Commissioner of the Election Assistance Commission
- In office February 2007 - February 28, 2009
- President: George W. Bush

= Rosemary E. Rodriguez =

American politician

Rosemary E. Rodriguez is the State Director for Senator Michael Bennet of Colorado. She served previously as a commissioner on the U.S. Election Assistance Commission, and chaired the commission in 2008. Prior to that, Rodriguez served on the Denver City Council of the City and County of Denver, District 3, Colorado, United States.

Rodriguez served on a 15-member panel assembled by the Denver Mayor John Hickenlooper investigating faults within the Denver Election Commission that may have contributed to problems in the 2006 elections. She has supported an all-mail ballot election for the City and County of Denver.

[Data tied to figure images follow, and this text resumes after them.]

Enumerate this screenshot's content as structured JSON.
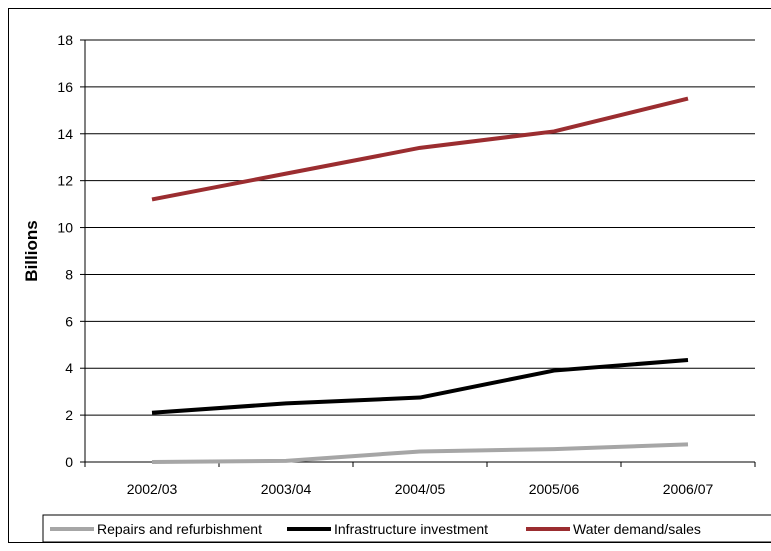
{
  "chart_data": {
    "type": "line",
    "title": "",
    "xlabel": "",
    "ylabel": "Billions",
    "categories": [
      "2002/03",
      "2003/04",
      "2004/05",
      "2005/06",
      "2006/07"
    ],
    "ylim": [
      0,
      18
    ],
    "yticks": [
      0,
      2,
      4,
      6,
      8,
      10,
      12,
      14,
      16,
      18
    ],
    "grid": "horizontal",
    "legend_position": "bottom",
    "series": [
      {
        "name": "Repairs and refurbishment",
        "color": "#a6a6a6",
        "values": [
          0.0,
          0.05,
          0.45,
          0.55,
          0.75
        ]
      },
      {
        "name": "Infrastructure investment",
        "color": "#000000",
        "values": [
          2.1,
          2.5,
          2.75,
          3.9,
          4.35
        ]
      },
      {
        "name": "Water demand/sales",
        "color": "#9b2d30",
        "values": [
          11.2,
          12.3,
          13.4,
          14.1,
          15.5
        ]
      }
    ]
  }
}
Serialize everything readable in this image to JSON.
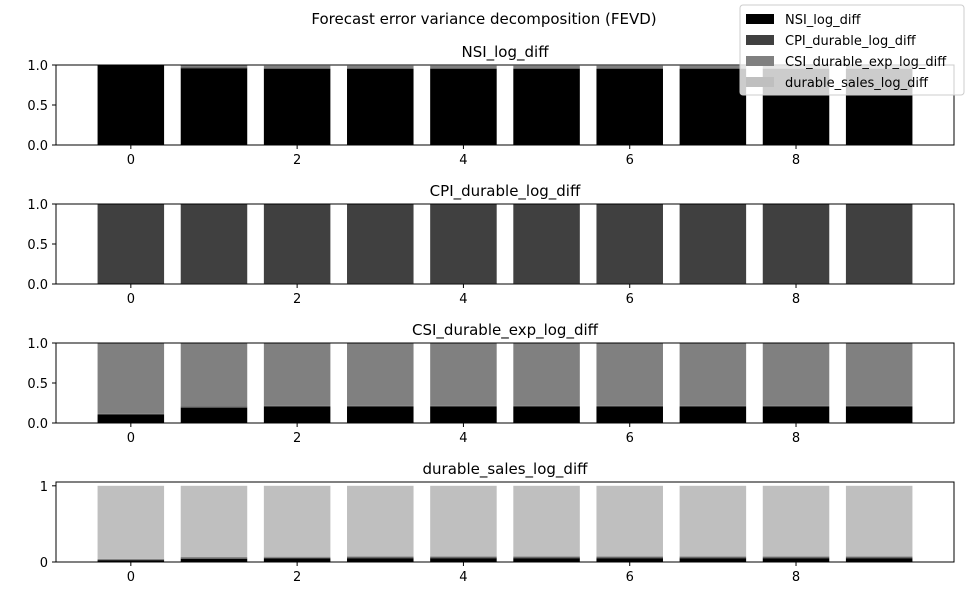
{
  "chart_data": {
    "title": "Forecast error variance decomposition (FEVD)",
    "legend_placement": "top-right",
    "colors": {
      "NSI_log_diff": "#000000",
      "CPI_durable_log_diff": "#404040",
      "CSI_durable_exp_log_diff": "#808080",
      "durable_sales_log_diff": "#bfbfbf"
    },
    "legend": [
      "NSI_log_diff",
      "CPI_durable_log_diff",
      "CSI_durable_exp_log_diff",
      "durable_sales_log_diff"
    ],
    "xlim": [
      -0.9,
      9.9
    ],
    "x_ticks": [
      "0",
      "2",
      "4",
      "6",
      "8"
    ],
    "x": [
      0,
      1,
      2,
      3,
      4,
      5,
      6,
      7,
      8,
      9
    ],
    "charts": [
      {
        "type": "bar",
        "stacked": true,
        "title": "NSI_log_diff",
        "ylim": [
          0,
          1
        ],
        "y_ticks": [
          "0.0",
          "0.5",
          "1.0"
        ],
        "series": [
          {
            "name": "NSI_log_diff",
            "values": [
              1.0,
              0.96,
              0.95,
              0.95,
              0.95,
              0.95,
              0.95,
              0.95,
              0.95,
              0.95
            ]
          },
          {
            "name": "CPI_durable_log_diff",
            "values": [
              0.0,
              0.01,
              0.01,
              0.01,
              0.01,
              0.01,
              0.01,
              0.01,
              0.01,
              0.01
            ]
          },
          {
            "name": "CSI_durable_exp_log_diff",
            "values": [
              0.0,
              0.03,
              0.03,
              0.03,
              0.03,
              0.03,
              0.03,
              0.03,
              0.03,
              0.03
            ]
          },
          {
            "name": "durable_sales_log_diff",
            "values": [
              0.0,
              0.0,
              0.01,
              0.01,
              0.01,
              0.01,
              0.01,
              0.01,
              0.01,
              0.01
            ]
          }
        ]
      },
      {
        "type": "bar",
        "stacked": true,
        "title": "CPI_durable_log_diff",
        "ylim": [
          0,
          1
        ],
        "y_ticks": [
          "0.0",
          "0.5",
          "1.0"
        ],
        "series": [
          {
            "name": "NSI_log_diff",
            "values": [
              0.005,
              0.01,
              0.01,
              0.01,
              0.01,
              0.01,
              0.01,
              0.01,
              0.01,
              0.01
            ]
          },
          {
            "name": "CPI_durable_log_diff",
            "values": [
              0.995,
              0.985,
              0.985,
              0.985,
              0.985,
              0.985,
              0.985,
              0.985,
              0.985,
              0.985
            ]
          },
          {
            "name": "CSI_durable_exp_log_diff",
            "values": [
              0.0,
              0.003,
              0.003,
              0.003,
              0.003,
              0.003,
              0.003,
              0.003,
              0.003,
              0.003
            ]
          },
          {
            "name": "durable_sales_log_diff",
            "values": [
              0.0,
              0.002,
              0.002,
              0.002,
              0.002,
              0.002,
              0.002,
              0.002,
              0.002,
              0.002
            ]
          }
        ]
      },
      {
        "type": "bar",
        "stacked": true,
        "title": "CSI_durable_exp_log_diff",
        "ylim": [
          0,
          1
        ],
        "y_ticks": [
          "0.0",
          "0.5",
          "1.0"
        ],
        "series": [
          {
            "name": "NSI_log_diff",
            "values": [
              0.1,
              0.19,
              0.2,
              0.2,
              0.2,
              0.2,
              0.2,
              0.2,
              0.2,
              0.2
            ]
          },
          {
            "name": "CPI_durable_log_diff",
            "values": [
              0.015,
              0.015,
              0.015,
              0.015,
              0.015,
              0.015,
              0.015,
              0.015,
              0.015,
              0.015
            ]
          },
          {
            "name": "CSI_durable_exp_log_diff",
            "values": [
              0.885,
              0.79,
              0.78,
              0.78,
              0.78,
              0.78,
              0.78,
              0.78,
              0.78,
              0.78
            ]
          },
          {
            "name": "durable_sales_log_diff",
            "values": [
              0.0,
              0.005,
              0.005,
              0.005,
              0.005,
              0.005,
              0.005,
              0.005,
              0.005,
              0.005
            ]
          }
        ]
      },
      {
        "type": "bar",
        "stacked": true,
        "title": "durable_sales_log_diff",
        "ylim": [
          0,
          1.05
        ],
        "y_ticks": [
          "0",
          "1"
        ],
        "y_tick_values": [
          0,
          1
        ],
        "series": [
          {
            "name": "NSI_log_diff",
            "values": [
              0.02,
              0.04,
              0.045,
              0.05,
              0.05,
              0.05,
              0.05,
              0.05,
              0.05,
              0.05
            ]
          },
          {
            "name": "CPI_durable_log_diff",
            "values": [
              0.01,
              0.01,
              0.01,
              0.01,
              0.01,
              0.01,
              0.01,
              0.01,
              0.01,
              0.01
            ]
          },
          {
            "name": "CSI_durable_exp_log_diff",
            "values": [
              0.01,
              0.015,
              0.015,
              0.015,
              0.015,
              0.015,
              0.015,
              0.015,
              0.015,
              0.015
            ]
          },
          {
            "name": "durable_sales_log_diff",
            "values": [
              0.96,
              0.935,
              0.93,
              0.925,
              0.925,
              0.925,
              0.925,
              0.925,
              0.925,
              0.925
            ]
          }
        ]
      }
    ]
  }
}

In November 2006, Sen. Harry Reid (D-NV) submitted the councilwoman's name to President George W. Bush for his consideration for nomination to the Election Assistance Commission, replacing the position left vacant by former Commissioner Ray Martinez III. Rodriguez accepted the nomination, and on December 6, 2006, Rodriguez's nomination was sent to the Senate for confirmation. Rodriguez was confirmed by the Senate on February 15, 2007.

Rodriguez served on the Denver City Council for three years, and was council president from 2005 to 2006.

Rodriguez is a member of the National Association of Latino Elected and Appointed Officials (NALEO).